Arnošt Rosin (born in 2013) was deported to Auschwitz from Slovakia on 17 April 1942. He escaped from the camp on 27 May 1944 together with Czesław Mordowicz. They both wrote a report together, which was added to the so-called War Refugee Board Report, whose main component is a lengthy report authored by Alfred Wetzler and Rudolf Vrba. However, Rosin’s and Mordowicz’s essay was added not as an independent account, but as a sequel to Wetzler’s and Vrba’s text. It is a brief chronicle of alleged events without further information on the alleged extermination techniques. In particular, it does not mention the alleged bunkers of Birkenau, a topic also neglected by Wetzler and Vrba. The report furthermore does not claim that Rosin had been a member of the Sonderkommando, yet merely repeats hearsay information from them.

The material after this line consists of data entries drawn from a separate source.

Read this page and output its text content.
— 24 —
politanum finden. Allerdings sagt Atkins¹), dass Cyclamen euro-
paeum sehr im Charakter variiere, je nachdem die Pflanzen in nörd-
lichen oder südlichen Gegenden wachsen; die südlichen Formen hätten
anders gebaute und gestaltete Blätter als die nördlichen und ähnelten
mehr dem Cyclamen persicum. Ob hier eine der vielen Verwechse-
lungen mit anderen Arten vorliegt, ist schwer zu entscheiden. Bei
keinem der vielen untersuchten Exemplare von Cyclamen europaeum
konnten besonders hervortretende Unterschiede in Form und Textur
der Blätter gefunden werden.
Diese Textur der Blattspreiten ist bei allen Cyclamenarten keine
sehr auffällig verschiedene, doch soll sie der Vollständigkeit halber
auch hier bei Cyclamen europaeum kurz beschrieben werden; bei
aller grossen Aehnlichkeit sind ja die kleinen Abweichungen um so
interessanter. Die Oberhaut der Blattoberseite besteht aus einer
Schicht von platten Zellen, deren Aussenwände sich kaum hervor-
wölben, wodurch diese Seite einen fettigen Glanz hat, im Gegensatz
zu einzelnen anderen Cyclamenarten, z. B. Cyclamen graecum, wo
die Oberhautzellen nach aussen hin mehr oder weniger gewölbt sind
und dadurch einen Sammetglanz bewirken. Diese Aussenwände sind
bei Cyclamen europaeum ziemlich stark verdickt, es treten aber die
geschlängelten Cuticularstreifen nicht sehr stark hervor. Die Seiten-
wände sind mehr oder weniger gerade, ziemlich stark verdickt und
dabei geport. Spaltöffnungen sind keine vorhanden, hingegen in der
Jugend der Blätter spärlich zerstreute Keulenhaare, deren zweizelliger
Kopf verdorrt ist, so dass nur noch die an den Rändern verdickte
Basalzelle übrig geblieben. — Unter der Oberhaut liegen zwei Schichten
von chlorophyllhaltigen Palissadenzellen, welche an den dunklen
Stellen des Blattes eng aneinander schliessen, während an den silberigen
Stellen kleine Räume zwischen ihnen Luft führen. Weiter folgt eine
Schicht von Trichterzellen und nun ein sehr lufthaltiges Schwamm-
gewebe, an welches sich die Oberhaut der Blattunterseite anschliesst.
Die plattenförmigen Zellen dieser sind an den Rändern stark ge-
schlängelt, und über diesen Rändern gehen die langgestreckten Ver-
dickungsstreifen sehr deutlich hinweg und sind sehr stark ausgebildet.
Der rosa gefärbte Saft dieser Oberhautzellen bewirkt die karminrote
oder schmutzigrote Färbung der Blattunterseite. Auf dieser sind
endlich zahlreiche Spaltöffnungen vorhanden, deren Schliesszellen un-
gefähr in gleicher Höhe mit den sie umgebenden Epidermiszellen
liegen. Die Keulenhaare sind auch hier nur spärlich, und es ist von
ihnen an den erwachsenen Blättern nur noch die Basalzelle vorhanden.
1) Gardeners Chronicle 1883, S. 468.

One specific claim allegedly learned from the Sonderkommando is an invented inspection of Birkenau’s Crematorium II by Himmler in mid-May 1944, just at the start of the deportation of the Hungarian Jews. Another invented, rather puerile fairy tale allegedly learned from the Sonderkommando is the claimed inspection of the Auschwitz Camp and of Birkenau’s Crematorium II by a committee of four Dutch Jews, who wrote a report describing the conditions at Auschwitz in favorable terms, but who then unfortunately ended up getting killed when entering the crematorium. Needless to say, there is no trace of any of this happening, nor is it conceivable that the German authorities would have agreed to an inspection by a “committee of Jews.”

Rosin’s contribution to this report also claims that, during the deportation of Hungarian Jews to Auschwitz, “4 pits about 30 meters long and 15 meters wide” were burning day and night near Birkenau Camp, making the camp’s cremation capacity “almost unlimited.” However, air photos show that no huge burning and smoking pits existed during that time.

In later testimonies, in order to be able to describe things in more detail, Rosin depicted himself suddenly as a member of the Sonderkommando, which is simply a postwar invention to be able to testify in court. Rosin testified during the Polish show trials against former Auschwitz camp commandant Rudolf Höss and against other members of the Auschwitz Camp’s former staff. Rosin stated, among other things:

  • Because freshly dug mass graves had filled up with water, pumps were brought, and the three top officials of the camp themselves, Höss among them, pumped out the water with the help of others. No camp commandant would be present, let alone help, to do such menial work. This was clearly a lie meant to frame the defendant.
  • Rosin described the facilities where mass murder supposedly occurred in April 1942, when he claimed to have started working there. This would have been the so-called Bunker 1, but his description of it and its start of operation (sometime in May 1942) do not match the orthodox account. For Rosin, the facility allegedly had only one chamber measuring 4 m × 4 m, or maybe 5 m × 5 m, yet 300 persons were forced into it, resulting in an impossible packing density between 12 and 19 persons per square meter. The orthodoxy insists, however, that this phantom facility measured some 15 m × 6 m, had two gas chambers, and started operations in late March 1942.
  • Himmler’s crematorium inspection from mid-May 1944 was shifted by Rosin to February 1943, on occasion of the first claimed gassing in Crematorium II, and Poland’s governor general Hans Frank was present as well, which is a unique claim. This change makes Rosin’s story align better with other witness statements, but even the orthodoxy agrees that these stories are all false, hence made up.
  • Rosin stated that all inmates of the Sonderkommando were eventually killed on special orders from Höss. Again, this was a lie to frame Höss. But if all Sonderkommando members were killed, and he was one of them, how did he manage to survive? He doesn’t say, but it probably doesn’t matter, since his membership and all tales based on it are pure inventions.